The agent has **30 steps per episode**. Failing to submit before the budget is
exhausted ends the episode with reward 0.

## Observation space

```python
class ForensicShellObservation(Observation):
    output: str               # human-readable result of the last action
    task_id: str              # current task identifier
    task_description: str     # what the agent must determine
    steps_remaining: int      # remaining action budget
    action_error: Optional[str]  # error message if the last action failed, else None
    done: bool
    reward: float             # 0.0 except on the terminal submit_report step
    metadata: dict
```

## Reward function

Rewards are returned only on the terminal `submit_report` step.
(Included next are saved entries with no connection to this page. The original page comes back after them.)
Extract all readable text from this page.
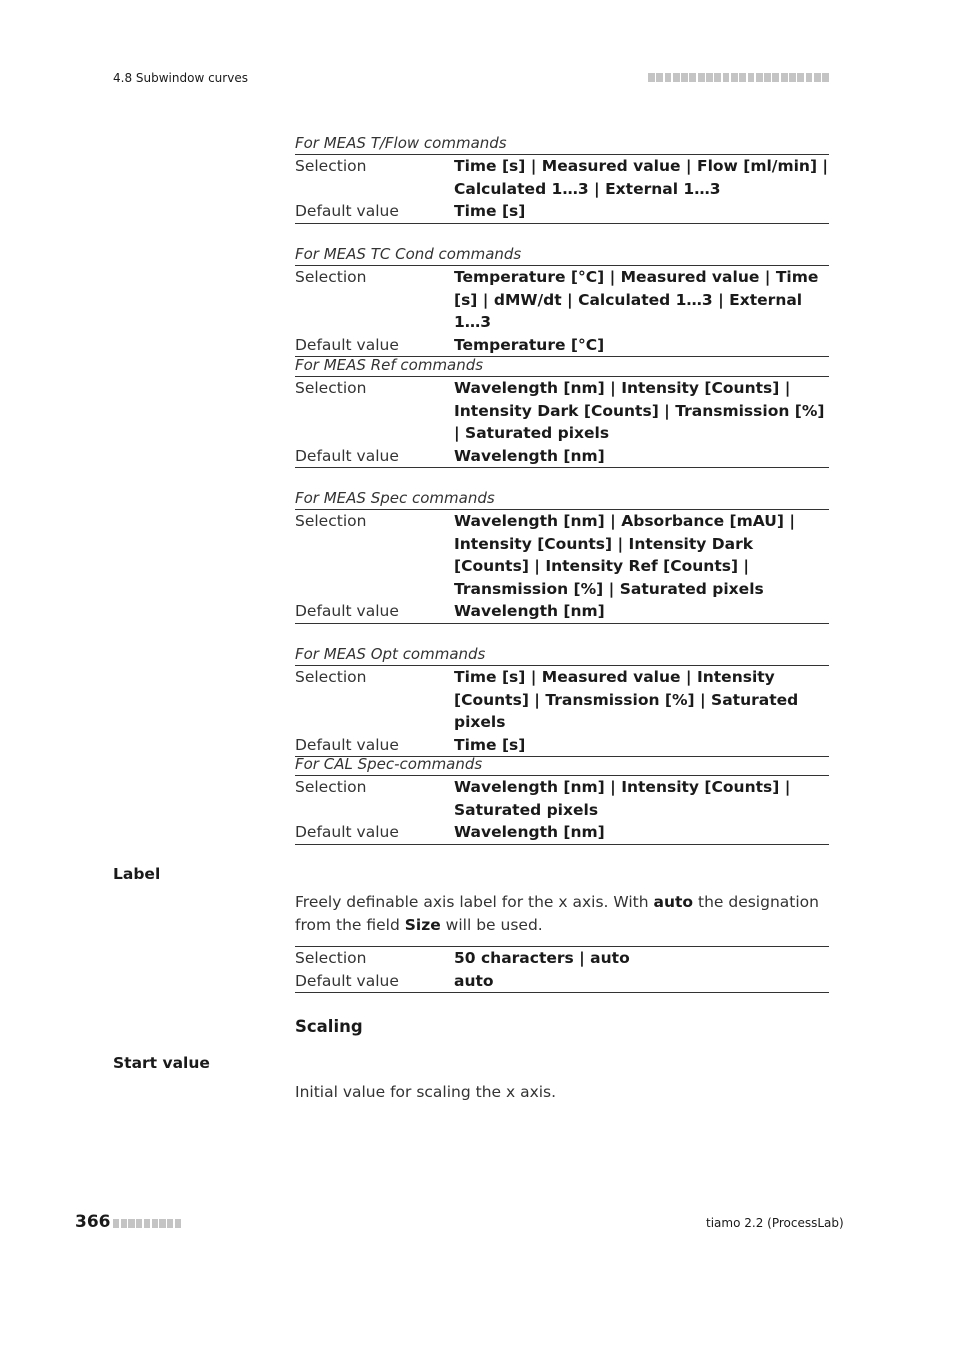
4.8 Subwindow curves
For MEAS T/Flow commands
Selection	Time [s] | Measured value | Flow [ml/min] | Calculated 1…3 | External 1…3
Default value	Time [s]
For MEAS TC Cond commands
Selection	Temperature [°C] | Measured value | Time [s] | dMW/dt | Calculated 1…3 | External 1…3
Default value	Temperature [°C]
For MEAS Ref commands
Selection	Wavelength [nm] | Intensity [Counts] | Intensity Dark [Counts] | Transmission [%] | Saturated pixels
Default value	Wavelength [nm]
For MEAS Spec commands
Selection	Wavelength [nm] | Absorbance [mAU] | Intensity [Counts] | Intensity Dark [Counts] | Intensity Ref [Counts] | Transmission [%] | Saturated pixels
Default value	Wavelength [nm]
For MEAS Opt commands
Selection	Time [s] | Measured value | Intensity [Counts] | Transmission [%] | Saturated pixels
Default value	Time [s]
For CAL Spec-commands
Selection	Wavelength [nm] | Intensity [Counts] | Saturated pixels
Default value	Wavelength [nm]
Label
Freely definable axis label for the x axis. With auto the designation from the field Size will be used.
Selection	50 characters | auto
Default value	auto
Scaling
Start value
Initial value for scaling the x axis.
366	tiamo 2.2 (ProcessLab)
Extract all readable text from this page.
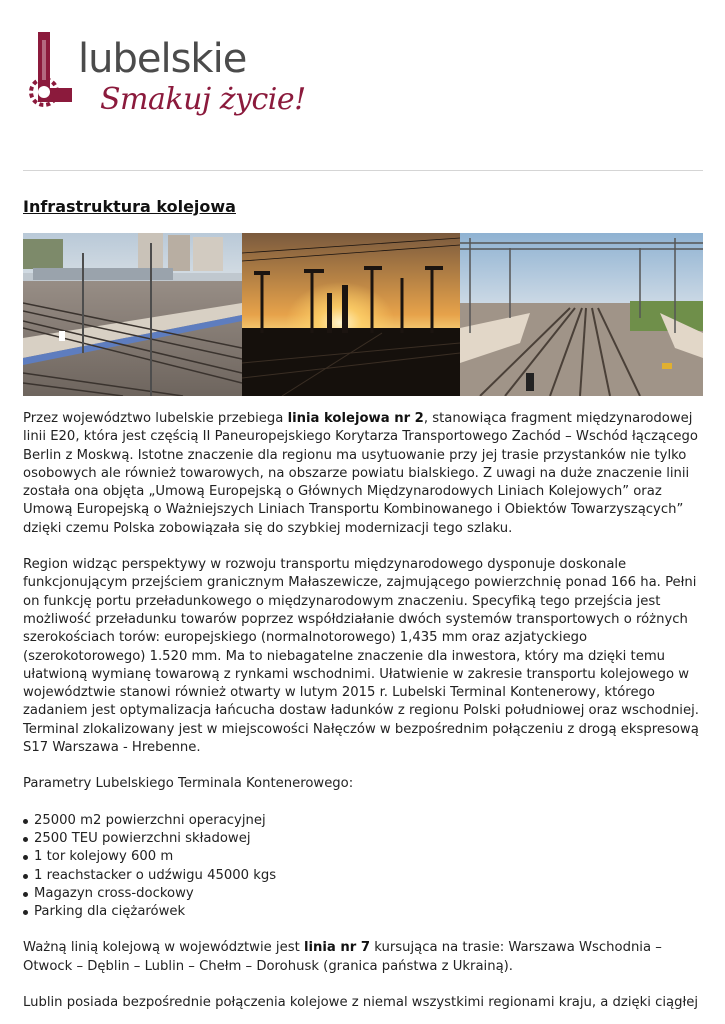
lubelskie
Smakuj życie!
Infrastruktura kolejowa

Przez województwo lubelskie przebiega linia kolejowa nr 2, stanowiąca fragment międzynarodowej linii E20, która jest częścią II Paneuropejskiego Korytarza Transportowego Zachód – Wschód łączącego Berlin z Moskwą. Istotne znaczenie dla regionu ma usytuowanie przy jej trasie przystanków nie tylko osobowych ale również towarowych, na obszarze powiatu bialskiego. Z uwagi na duże znaczenie linii została ona objęta „Umową Europejską o Głównych Międzynarodowych Liniach Kolejowych” oraz Umową Europejską o Ważniejszych Liniach Transportu Kombinowanego i Obiektów Towarzyszących” dzięki czemu Polska zobowiązała się do szybkiej modernizacji tego szlaku.

Region widząc perspektywy w rozwoju transportu międzynarodowego dysponuje doskonale funkcjonującym przejściem granicznym Małaszewicze, zajmującego powierzchnię ponad 166 ha. Pełni on funkcję portu przeładunkowego o międzynarodowym znaczeniu. Specyfiką tego przejścia jest możliwość przeładunku towarów poprzez współdziałanie dwóch systemów transportowych o różnych szerokościach torów: europejskiego (normalnotorowego) 1,435 mm oraz azjatyckiego (szerokotorowego) 1.520 mm. Ma to niebagatelne znaczenie dla inwestora, który ma dzięki temu ułatwioną wymianę towarową z rynkami wschodnimi. Ułatwienie w zakresie transportu kolejowego w województwie stanowi również otwarty w lutym 2015 r. Lubelski Terminal Kontenerowy, którego zadaniem jest optymalizacja łańcucha dostaw ładunków z regionu Polski południowej oraz wschodniej. Terminal zlokalizowany jest w miejscowości Nałęczów w bezpośrednim połączeniu z drogą ekspresową S17 Warszawa - Hrebenne.

Parametry Lubelskiego Terminala Kontenerowego:

25000 m2 powierzchni operacyjnej
2500 TEU powierzchni składowej
1 tor kolejowy 600 m
1 reachstacker o udźwigu 45000 kgs
Magazyn cross-dockowy
Parking dla ciężarówek

Ważną linią kolejową w województwie jest linia nr 7 kursująca na trasie: Warszawa Wschodnia – Otwock – Dęblin – Lublin – Chełm – Dorohusk (granica państwa z Ukrainą).

Lublin posiada bezpośrednie połączenia kolejowe z niemal wszystkimi regionami kraju, a dzięki ciągłej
The grader is
deterministic and awards partial credit per subfield, so the reward signal has
meaningful gradient:

| Task | Grader composition |
|---|---|
| `t1_login` | `0.5 * user_correct + 0.5 * ip_correct` |
| `t2_modified` | `0.2*user + 0.2*ip + 0.3*Jaccard(modified_files) + 0.3*sha256_correct` |
| `t3_timeline` | `0.15*user + 0.15*ip + 0.15*files + 0.15*sha + 0.20*phase_F1 + 0.20*Kendall_tau_ordering` |

All rewards clip to `[0.0, 1.0]`. See `server/grader.py` for the full implementation.

## Quick start (client)

```python
import asyncio
from forensic_shell import ForensicShellAction, ForensicShellEnv
from forensic_shell.models import ForensicReport, TimelineEvent

async def main():
    async with ForensicShellEnv(base_url="https://YOUR-SPACE.hf.space") as env:
        result = await env.reset(task_id="t1_login")
        print(result.observation.task_description)

        result = await env.step(ForensicShellAction(action_type="list_dir", path="/var/log"))
        result = await env.step(ForensicShellAction(action_type="read_file", path="/var/log/auth.log"))
        result = await env.step(ForensicShellAction(
            action_type="submit_report",
            report=ForensicReport(compromised_user="alice", initial_ip="198.51.100.77"),
        ))
        print(f"reward={result.reward:.3f} done={result.done}")

asyncio.run(main())
```

## Building locally

```bash
docker build -t forensic-shell:latest -f server/Dockerfile .
docker run -p 8000:8000 forensic-shell:latest
```

The server exposes:

- `POST /reset` — start a new episode
- `POST /step` — execute an action
- `GET /state` — episode state
- `GET /health` — health check
- `GET /docs` — OpenAPI docs
- `WS /ws` — persistent WebSocket session (used by `EnvClient`)

## Running the baseline

The repo root contains `inference.py` which runs an OpenAI-client-compatible LLM
through all three tasks and emits hackathon-formatted `[START]/[STEP]/[END]` log
lines to stdout.

```bash
export HF_TOKEN=<your-key>
export API_BASE_URL=https://api.groq.com/openai/v1   # or HF Router
export MODEL_NAME=llama-3.3-70b-versatile
export LOCAL_IMAGE_NAME=forensic-shell:latest
python inference.py
```

A local baseline run (Llama-3.3-70B via Groq) scores roughly:

| Task | Score |
|---|---|
| `t1_login` (easy) | **1.000** |
| `t2_modified` (medium) | **0.500** |
| `t3_timeline` (hard) | **0.750** |

Scores are non-trivial without being trivially solved — exactly what an RL training
signal needs.

## License

BSD-3-Clause (matches OpenEnv core).